Lungiambula sports a solid Judo base to go with his power striking, but his compact physical stature and relatively awkward/incomplete footwork make it difficult for him to navigate into the pocket fluidly against more diversely skilled and physically taller, longer opponents.

Shahbazyan, 4-3 in the UFC, enters the cage every bit as desperate and motivated as Lungiambula. Shahbazyan has lost his last three bouts after winning four straight in the organization.

Shahbazyan, who recently switched camps to train in Las Vegas with coach Eric Nicksick at Xtreme Couture, is three inches taller than Lungiambula, 10 years younger and more diversely skilled and athletic.

After meteoric early success, Shahbazyan was then thrown into high-level bouts too early for his stage of development, and his results show that. Yet that experience may help push his career forward now. This fight will go a long way in determining his ability to persevere through diversity.

Shahbazyan has competed against more skilled fighters than Lungiambula, he enters with more weaponry and I expect he’ll compete Saturday with every bit the desperation of his opponent.

Considering the major upgrade in training facility/partners providing him diversely skilled, world-class competition to train with daily, complemented with today’s most astute trainers forging his conditioning and confidence, Shahbazyan is poised to explode Saturday night.

Total in this fight: 1.5 rounds Over -140

Shahbazyan -280 is a bit steep.

Finocchiaro’s pick: Shahbazyan via KO/Sub/DQ -110.

Chris Curtis (+140) vs.
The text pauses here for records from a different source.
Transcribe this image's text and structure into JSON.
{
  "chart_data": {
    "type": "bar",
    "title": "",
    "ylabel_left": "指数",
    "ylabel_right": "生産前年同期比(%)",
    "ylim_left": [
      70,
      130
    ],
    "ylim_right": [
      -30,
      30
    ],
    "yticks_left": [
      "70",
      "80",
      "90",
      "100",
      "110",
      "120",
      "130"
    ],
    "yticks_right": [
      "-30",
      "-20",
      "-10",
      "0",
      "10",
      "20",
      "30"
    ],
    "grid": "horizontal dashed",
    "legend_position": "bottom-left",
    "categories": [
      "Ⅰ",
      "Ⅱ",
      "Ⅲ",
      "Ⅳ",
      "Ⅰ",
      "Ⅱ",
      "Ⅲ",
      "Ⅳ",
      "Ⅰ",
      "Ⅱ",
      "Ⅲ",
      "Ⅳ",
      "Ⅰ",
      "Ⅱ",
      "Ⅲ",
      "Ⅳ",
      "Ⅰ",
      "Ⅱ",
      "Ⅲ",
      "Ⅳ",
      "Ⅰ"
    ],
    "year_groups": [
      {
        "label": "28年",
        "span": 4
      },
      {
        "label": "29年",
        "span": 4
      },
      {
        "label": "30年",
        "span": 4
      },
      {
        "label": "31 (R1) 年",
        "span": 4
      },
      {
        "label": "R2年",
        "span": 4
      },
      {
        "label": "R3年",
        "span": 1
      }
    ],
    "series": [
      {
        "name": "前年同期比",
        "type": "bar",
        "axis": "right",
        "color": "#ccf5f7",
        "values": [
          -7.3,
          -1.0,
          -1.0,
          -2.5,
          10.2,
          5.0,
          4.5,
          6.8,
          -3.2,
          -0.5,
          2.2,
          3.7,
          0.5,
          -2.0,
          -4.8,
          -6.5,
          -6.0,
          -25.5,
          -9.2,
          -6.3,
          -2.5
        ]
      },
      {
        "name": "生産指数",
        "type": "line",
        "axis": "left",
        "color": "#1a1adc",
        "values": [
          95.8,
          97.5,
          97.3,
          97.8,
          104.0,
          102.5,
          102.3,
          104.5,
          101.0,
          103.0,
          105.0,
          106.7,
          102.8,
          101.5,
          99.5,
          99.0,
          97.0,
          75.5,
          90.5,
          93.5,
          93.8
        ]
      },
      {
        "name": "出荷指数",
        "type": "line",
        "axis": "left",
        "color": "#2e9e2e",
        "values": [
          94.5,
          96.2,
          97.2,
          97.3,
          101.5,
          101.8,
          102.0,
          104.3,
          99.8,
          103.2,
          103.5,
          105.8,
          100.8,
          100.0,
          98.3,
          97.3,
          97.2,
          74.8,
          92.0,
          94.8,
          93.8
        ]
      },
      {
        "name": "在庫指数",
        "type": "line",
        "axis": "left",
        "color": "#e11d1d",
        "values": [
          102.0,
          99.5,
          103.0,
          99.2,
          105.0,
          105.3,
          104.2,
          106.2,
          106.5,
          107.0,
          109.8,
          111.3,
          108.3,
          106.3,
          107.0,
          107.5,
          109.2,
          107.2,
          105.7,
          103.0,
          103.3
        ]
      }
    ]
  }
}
Joaquin Buckley (-165)

Middleweight (185 pounds)

Kuhn: We’ll definitely see some leather traded as neither Buckley nor Curtis has attempted many takedowns in their UFC careers. Curtis has plenty of finishes and has fared well in victory, but he also eats a lot of strikes along the way.

The result is that Curtis is a tit-for-tat striker, and that could be a problem against a younger, slightly bigger and more dangerous opponent. Buckley may not have high accuracy, but he throws a lot, and he throws it hard. This matches up well against the poor head strike defense of Curtis.

The lean on the feet for Buckley is aided by a slight advantage on the ground. While takedowns aren’t his first choice, Buckley does land more than one per fight, and that could help him secure a round or tire out an older opponent. But that’s only if he doesn’t land some bombs on the feet that lead to an early finish. Buckley is both affordable and in a good position to win.